Barbara Lull


Barbara Wood Lull Rahm was an American violinist, a student of Leopold Auer. Later in life she taught violin in Berkeley, California.

Early life and education

Lull was born in Belmont, California, and raised in Portland, Oregon, the daughter of Henry Morris Lull and Alice M. Woods Lull. Her mother was a violinist, and her father was a railroad executive. She was considered a musical prodigy. She moved to New York at age 15, and studied violin with Leopold Auer.

Career

Lull played violin with a "fine-spun tone of delicate beauty and warmth, a firm bow and emotional feeling tempered with artistic restraint," according to a report in The New York Times. She performed at the Royal Albert Hall in 1924, sharing the bill with vocalists Evelyn Scotney and Umberto Urbano.
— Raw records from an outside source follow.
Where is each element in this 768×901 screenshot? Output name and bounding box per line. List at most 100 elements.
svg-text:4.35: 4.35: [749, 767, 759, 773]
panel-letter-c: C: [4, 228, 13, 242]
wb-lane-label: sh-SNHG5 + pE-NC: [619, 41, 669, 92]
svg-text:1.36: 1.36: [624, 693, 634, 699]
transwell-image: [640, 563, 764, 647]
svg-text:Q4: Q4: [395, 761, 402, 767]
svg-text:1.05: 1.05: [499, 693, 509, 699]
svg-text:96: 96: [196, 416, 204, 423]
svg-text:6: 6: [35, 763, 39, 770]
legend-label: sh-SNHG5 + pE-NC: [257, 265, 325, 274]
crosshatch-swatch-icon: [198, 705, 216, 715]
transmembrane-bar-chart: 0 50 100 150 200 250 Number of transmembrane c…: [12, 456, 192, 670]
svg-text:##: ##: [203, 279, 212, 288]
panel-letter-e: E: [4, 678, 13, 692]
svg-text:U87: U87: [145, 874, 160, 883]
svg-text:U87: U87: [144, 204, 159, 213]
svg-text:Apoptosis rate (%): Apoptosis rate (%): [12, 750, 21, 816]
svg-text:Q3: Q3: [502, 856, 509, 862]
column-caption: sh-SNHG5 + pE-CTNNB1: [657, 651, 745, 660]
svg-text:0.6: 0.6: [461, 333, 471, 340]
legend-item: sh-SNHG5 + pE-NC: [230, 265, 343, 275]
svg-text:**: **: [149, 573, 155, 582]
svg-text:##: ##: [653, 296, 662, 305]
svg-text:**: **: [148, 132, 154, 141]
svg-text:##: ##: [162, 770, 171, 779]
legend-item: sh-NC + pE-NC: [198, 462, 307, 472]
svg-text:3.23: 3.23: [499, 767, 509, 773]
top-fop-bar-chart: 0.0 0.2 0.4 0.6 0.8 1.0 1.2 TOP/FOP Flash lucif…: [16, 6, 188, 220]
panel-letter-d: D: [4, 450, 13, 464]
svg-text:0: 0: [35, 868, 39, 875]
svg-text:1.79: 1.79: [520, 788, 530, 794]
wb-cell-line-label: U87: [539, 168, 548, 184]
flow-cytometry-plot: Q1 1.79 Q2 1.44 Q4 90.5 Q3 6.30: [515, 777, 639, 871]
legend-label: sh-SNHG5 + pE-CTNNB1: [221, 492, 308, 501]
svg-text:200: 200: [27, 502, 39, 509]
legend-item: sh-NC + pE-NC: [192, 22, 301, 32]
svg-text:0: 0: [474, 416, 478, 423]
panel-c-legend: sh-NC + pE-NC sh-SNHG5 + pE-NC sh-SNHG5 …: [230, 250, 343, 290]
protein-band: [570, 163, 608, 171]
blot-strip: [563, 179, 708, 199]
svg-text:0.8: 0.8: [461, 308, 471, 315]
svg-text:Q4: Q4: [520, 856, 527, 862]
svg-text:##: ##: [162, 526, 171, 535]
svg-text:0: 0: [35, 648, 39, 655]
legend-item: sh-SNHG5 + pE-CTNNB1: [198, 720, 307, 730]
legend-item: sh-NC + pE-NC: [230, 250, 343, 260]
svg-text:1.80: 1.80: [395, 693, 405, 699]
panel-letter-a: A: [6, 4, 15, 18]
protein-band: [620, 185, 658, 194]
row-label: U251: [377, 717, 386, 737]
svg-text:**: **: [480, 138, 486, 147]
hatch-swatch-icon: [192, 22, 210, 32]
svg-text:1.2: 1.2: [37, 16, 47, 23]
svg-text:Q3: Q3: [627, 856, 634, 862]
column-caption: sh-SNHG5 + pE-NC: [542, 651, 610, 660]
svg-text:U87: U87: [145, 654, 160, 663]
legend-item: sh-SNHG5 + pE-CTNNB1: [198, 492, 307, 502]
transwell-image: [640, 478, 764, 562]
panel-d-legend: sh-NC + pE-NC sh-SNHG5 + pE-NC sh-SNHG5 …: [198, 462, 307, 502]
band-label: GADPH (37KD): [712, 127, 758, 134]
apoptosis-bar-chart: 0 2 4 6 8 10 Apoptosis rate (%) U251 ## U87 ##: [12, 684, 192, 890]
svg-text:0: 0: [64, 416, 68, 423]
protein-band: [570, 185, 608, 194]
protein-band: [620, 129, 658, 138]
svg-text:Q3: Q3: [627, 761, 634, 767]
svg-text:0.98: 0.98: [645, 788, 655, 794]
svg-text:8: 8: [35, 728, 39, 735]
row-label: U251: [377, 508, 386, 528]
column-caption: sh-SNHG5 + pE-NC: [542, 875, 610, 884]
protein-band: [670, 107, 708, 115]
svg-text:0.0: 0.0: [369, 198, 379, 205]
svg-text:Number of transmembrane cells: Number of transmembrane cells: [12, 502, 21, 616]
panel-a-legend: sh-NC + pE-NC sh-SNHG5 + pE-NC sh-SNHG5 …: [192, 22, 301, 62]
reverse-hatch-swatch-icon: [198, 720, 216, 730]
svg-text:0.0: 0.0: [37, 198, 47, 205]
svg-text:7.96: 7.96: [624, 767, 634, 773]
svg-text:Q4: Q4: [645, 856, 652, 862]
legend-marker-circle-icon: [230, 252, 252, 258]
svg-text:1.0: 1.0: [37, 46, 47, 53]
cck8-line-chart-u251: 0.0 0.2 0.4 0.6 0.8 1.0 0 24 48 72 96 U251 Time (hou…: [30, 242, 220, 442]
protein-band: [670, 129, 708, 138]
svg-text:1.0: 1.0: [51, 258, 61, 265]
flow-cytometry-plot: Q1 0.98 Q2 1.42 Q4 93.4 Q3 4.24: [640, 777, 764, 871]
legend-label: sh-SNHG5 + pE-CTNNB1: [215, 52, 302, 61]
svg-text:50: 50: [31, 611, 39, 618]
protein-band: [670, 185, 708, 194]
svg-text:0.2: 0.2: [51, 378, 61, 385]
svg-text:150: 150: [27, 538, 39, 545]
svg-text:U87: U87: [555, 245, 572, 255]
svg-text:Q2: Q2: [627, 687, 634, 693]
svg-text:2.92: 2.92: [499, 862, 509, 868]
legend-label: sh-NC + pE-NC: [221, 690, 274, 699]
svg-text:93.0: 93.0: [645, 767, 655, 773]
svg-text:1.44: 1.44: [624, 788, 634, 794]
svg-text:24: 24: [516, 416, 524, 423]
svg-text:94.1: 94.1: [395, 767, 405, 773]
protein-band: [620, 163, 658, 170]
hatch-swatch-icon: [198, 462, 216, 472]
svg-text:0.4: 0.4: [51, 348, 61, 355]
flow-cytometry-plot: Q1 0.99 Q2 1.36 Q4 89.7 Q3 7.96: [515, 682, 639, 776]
In 1928, she played Aaron Copland's "Ukelele Serenade" at a concert in New York City, with Copland himself accompanying her on piano. "Miss Lull plays with a vigor that results in brilliance, rhythmical accuracy and a big tone," reported The Musical Leader after a Town Hall concert in 1928. She toured in the United States, Canada, and Europe. She was a soloist with the Baltimore Symphony in 1932. She gave a recital at the Peabody Conservatory in 1933.
In later life, Lull taught violin in Berkeley, California. She was concertmaster and assistant conductor of the University of California Symphony, and played second violin in the Oakland Symphony.

Personal life, death and legacy

Lull married engineering professor Louis Frank Rahm in 1929. They lived in Princeton, New Jersey, and had two sons, Michael and Richard. They divorced in 1947, and she moved to Berkeley with her sons, and lived with her mother and younger brother there. She listed her occupation as "professional violinist" in the 1950 census. She died in 1978, at the age of 73, in Berkeley. The San Francisco Conservatory of Music has a Barbara Lull Rahm Scholarship Fund for young musicians, established as a memorial to her.